The peasants honoured my request by nominating me in four sotnias in each of which I was elected unanimously. Thus the Executive Committee of the Peasants’ Union was elected.
The peasants proceeded to choose me as chairman of the Executive Committee.
The registration of members in the Union was begun. In the space of four or five days all the peasants joined, with the exception, naturally, of land-owning proprietors. These defenders of private property in land had isolated themselves from the labouring masses. They hoped to form a separate group, including the most ignorant of their own hired hands. In this way they hoped to hold out until the Constituent Assembly was convened, at which point they could prevail with the help of the Social-Democrats (at that time still vigorously maintaining the right to private ownership of land).
Admittedly, the labour peasantry had no need of such friends as the landed proprietors. Indeed they were regarded as the mortal enemies of the labouring peasants, who realized that only the forcible expropriation of their land and its transformation into communal property would render them harmless.
Unshakably convinced of this idea, which they freely expressed among themselves, the labouring peasantry thus passed judgement in advance on the Constituent Assembly.
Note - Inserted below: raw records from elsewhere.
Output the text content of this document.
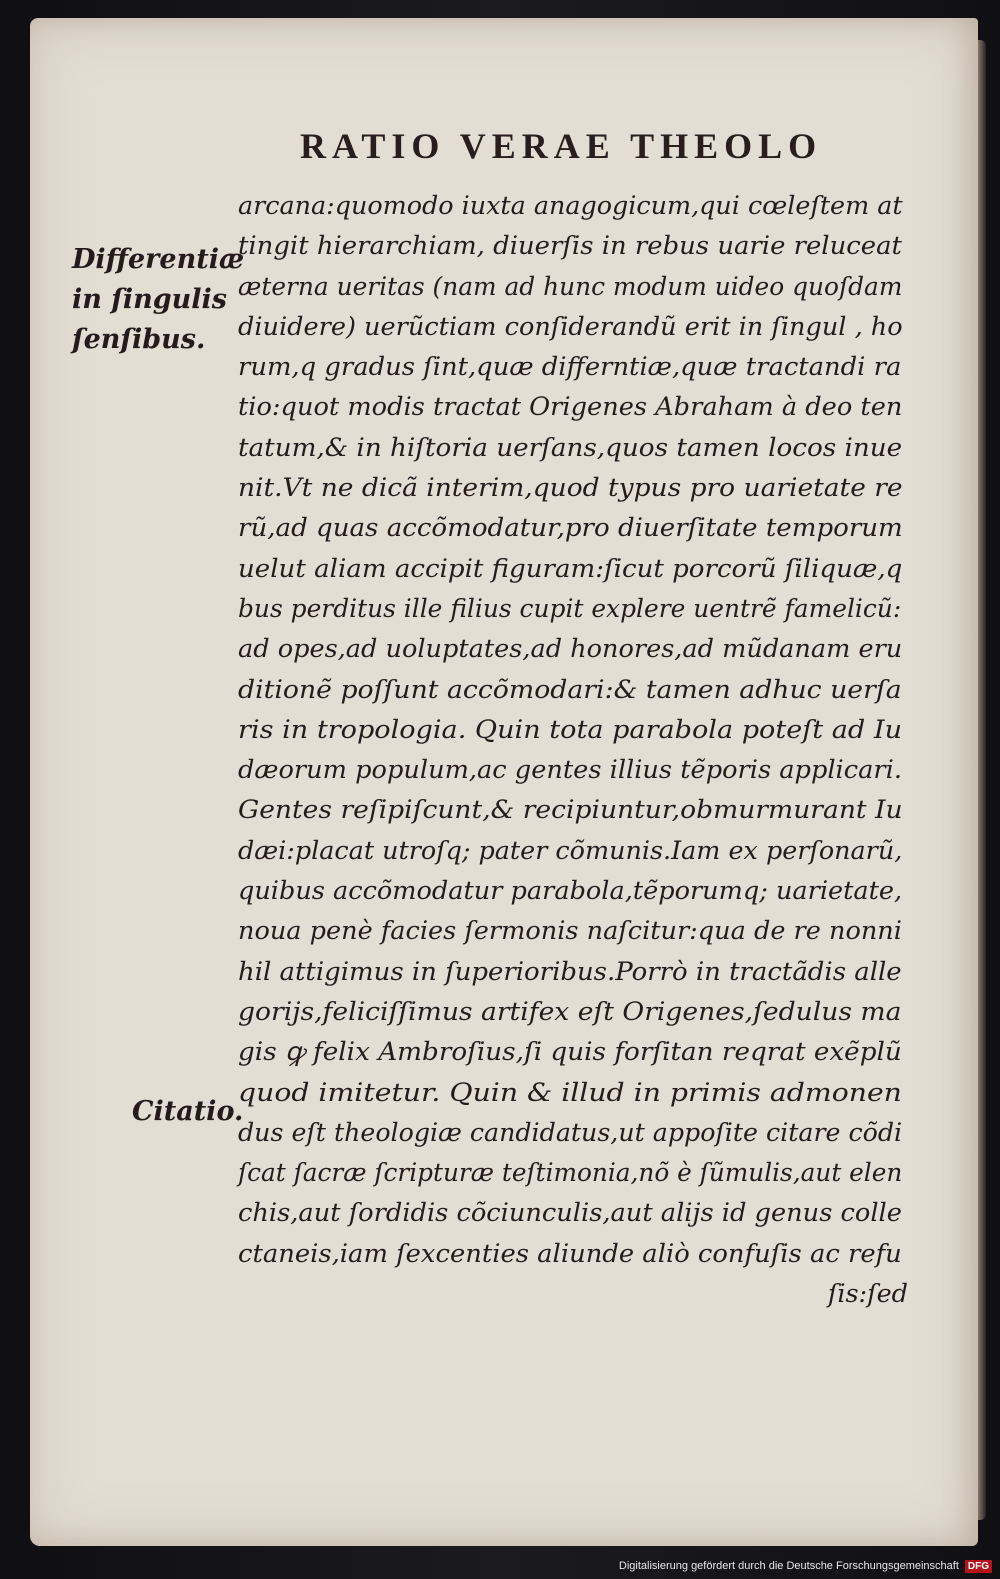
RATIO VERAE THEOLO
Differentiæ
in ſingulis
ſenſibus.
Citatio.
arcana:quomodo iuxta anagogicum,qui cœleſtem at
tingit hierarchiam, diuerſis in rebus uarie reluceat
æterna ueritas (nam ad hunc modum uideo quoſdam
diuidere) uerũctiam conſiderandũ erit in ſingul , ho
rum,q gradus ſint,quæ differntiæ,quæ tractandi ra
tio:quot modis tractat Origenes Abraham à deo ten
tatum,& in hiſtoria uerſans,quos tamen locos inue
nit.Vt ne dicã interim,quod typus pro uarietate re
rũ,ad quas accõmodatur,pro diuerſitate temporum
uelut aliam accipit figuram:ſicut porcorũ ſiliquæ,q
bus perditus ille filius cupit explere uentrẽ famelicũ:
ad opes,ad uoluptates,ad honores,ad mũdanam eru
ditionẽ poſſunt accõmodari:& tamen adhuc uerſa
ris in tropologia. Quin tota parabola poteſt ad Iu
dæorum populum,ac gentes illius tẽporis applicari.
Gentes reſipiſcunt,& recipiuntur,obmurmurant Iu
dæi:placat utroſq; pater cõmunis.Iam ex perſonarũ,
quibus accõmodatur parabola,tẽporumq; uarietate,
noua penè facies ſermonis naſcitur:qua de re nonni
hil attigimus in ſuperioribus.Porrò in tractãdis alle
gorijs,feliciſſimus artifex eſt Origenes,ſedulus ma
gis ꝙ felix Ambroſius,ſi quis forſitan reqrat exẽplũ
quod imitetur. Quin & illud in primis admonen
dus eſt theologiæ candidatus,ut appoſite citare cõdi
ſcat ſacræ ſcripturæ teſtimonia,nõ è ſũmulis,aut elen
chis,aut ſordidis cõciunculis,aut alijs id genus colle
ctaneis,iam ſexcenties aliunde aliò confuſis ac refu
ſis:ſed
Digitalisierung gefördert durch die Deutsche Forschungsgemeinschaft DFG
So the Gulyai-Pole Peasants’ Union was organized. But the Union as yet had not absorbed the whole labouring peasantry of Gulyai-Pole
So I left Gulyai-Pole, along with the secretary of the Executive Committee of the Union in order to make a tour of the raion, establishing Peasant Unions in these settlements and villages.
Upon my return, I reported to my group about our successes, emphasizing the evident revolutionary mood of the peasants, which we were obliged to support with all the means at our disposal, while directing it carefully but firmly towards the anti-authoritarian mode of action.
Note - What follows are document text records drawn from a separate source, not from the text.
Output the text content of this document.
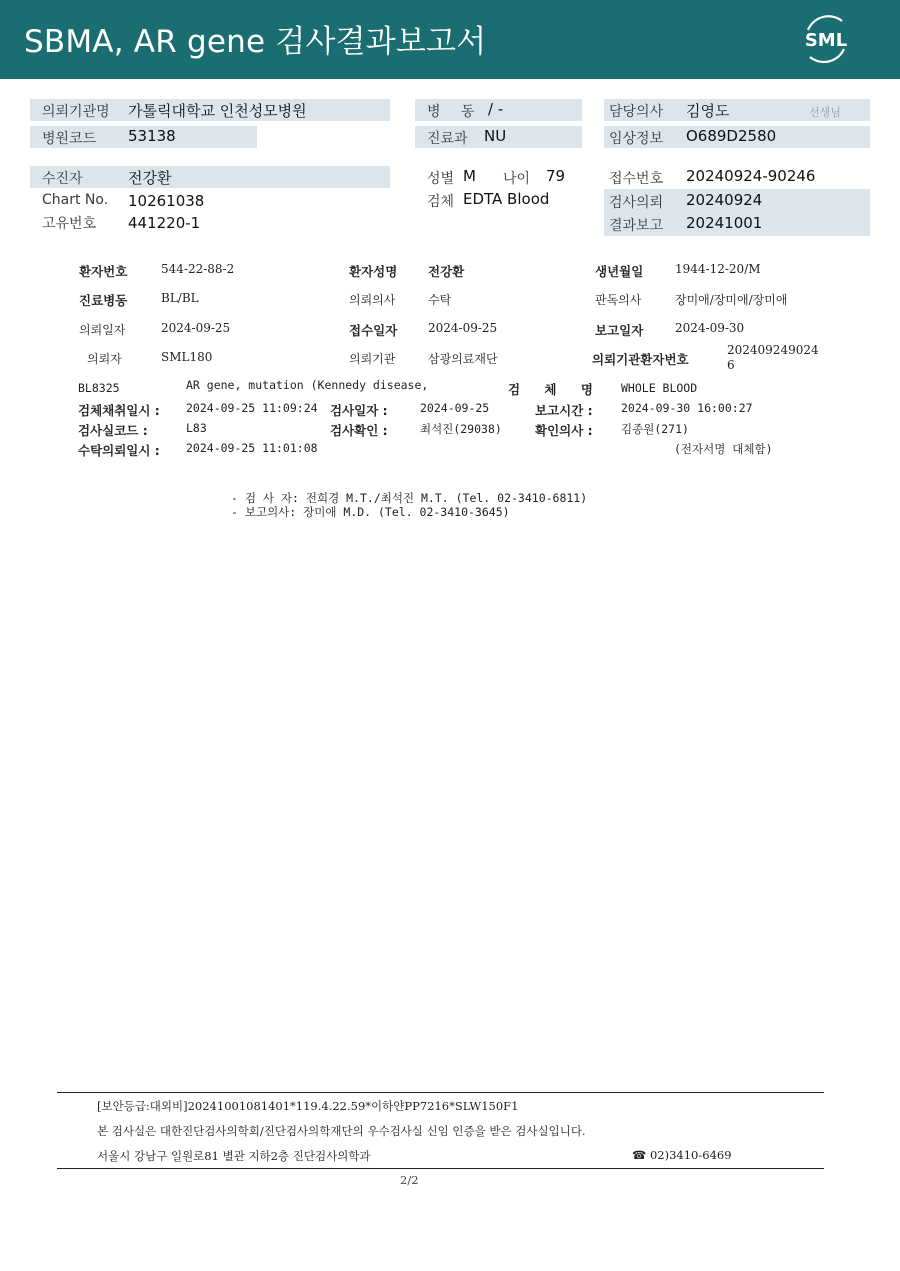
SBMA, AR gene 검사결과보고서	SML
의뢰기관명 가톨릭대학교 인천성모병원	병 동 / -	담당의사 김영도	선생님
병원코드 53138	진료과 NU	임상정보 O689D2580
수진자	전강환	성별 M 나이 79	접수번호 20240924-90246
Chart No. 10261038	검체 EDTA Blood	검사의뢰 20240924
고유번호 441220-1	결과보고 20241001
환자번호	544-22-88-2	환자성명 전강환	생년월일	1944-12-20/M
진료병동	BL/BL	의뢰의사	수탁	판독의사	장미애/장미애/장미애
의뢰일자	2024-09-25	접수일자	2024-09-25	보고일자	2024-09-30
의뢰자	SML180	의뢰기관	삼광의료재단	의뢰기관환자번호
202409249024
6
BL8325	AR gene, mutation (Kennedy disease,	검 체 명 WHOLE BLOOD
검체채취일시 : 2024-09-25 11:09:24 검사일자 :	2024-09-25	보고시간 : 2024-09-30 16:00:27
검사실코드 :	L83	검사확인 :	최석진(29038)	확인의사 : 김종원(271)
수탁의뢰일시 : 2024-09-25 11:01:08	(전자서명 대체함)
- 검 사 자: 전희경 M.T./최석진 M.T. (Tel. 02-3410-6811)
- 보고의사: 장미애 M.D. (Tel. 02-3410-3645)
[보안등급:대외비]20241001081401*119.4.22.59*이하얀PP7216*SLW150F1
본 검사실은 대한진단검사의학회/진단검사의학재단의 우수검사실 신임 인증을 받은 검사실입니다.
서울시 강남구 일원로81 별관 지하2층 진단검사의학과	☎ 02)3410-6469
2/2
In our group there was much rejoicing and each member told me about his own work on our project, what sort of impression our work was producing on the peasants, etc.
The secretary of our group, Comrade Krat, who had filled in for me during my absence, told about the arrival in Gulyai-Pole of new agitators from Aleksandrovsk. They had delivered speeches in favour of the War and the Constituent Assembly and had tried to get their resolutions accepted. But the peasants and workers of Gulyai-Pole rejected these resolutions, declaring to the agitators that they were in the process of organizing themselves and were in no position to accept resolutions from outside…
Each of us was cheered by these encouraging signs, inspiring us to tireless revolutionary activity…
Chapter 4
Examination of the Police Files
At about this time, the leaders of the Gulyai-Pole Militia, Lieutenant Kudinov and his secretary, the inveterate Kadet A. Rambievski, invited me to help them sift through the files of the Gulyai-Pole police administration.
Since I attached great significance to these files, I asked our group to appoint another comrade to join me. I considered this matter so important that I was prepared to temporarily set aside all other work.
Some of the comrades, Kalinichenko and Krat in particular, scoffed at the idea of my wanting to help the Militia bosses. Only after a lively discussion did Comrade Kalinichenko acknowledge what had to be done and agree to accompany me to examine the files.
There was a document about Petr Sharovsky, a former member of our group, attesting that he had performed great services as a secret agent of the police…
I took all the documents with me to the group. Unfortunately, most of the people implicated by the files had been killed in the War. The only survivors were Sopliak and P. Sharovsky, along with Constables Osnishchenko and Bugayev. The last two liked to disguise themselves in civilian clothes during their off-duty hours and go snooping around the homes of people suspected of political activities.
We made a note of these survivors but considered it inappropriate to kill them at the present time. Anyway, three of them (Sopliak, Sharovsky, and Bugayev) were not in Gulyai-Pole; they had made themselves scarce shortly after my arrival.
The document about Petr Sharovsky, proving his betrayal of Aleksandr Semenyuta and Marfe Piven to the police, was publicized by me at a general meeting.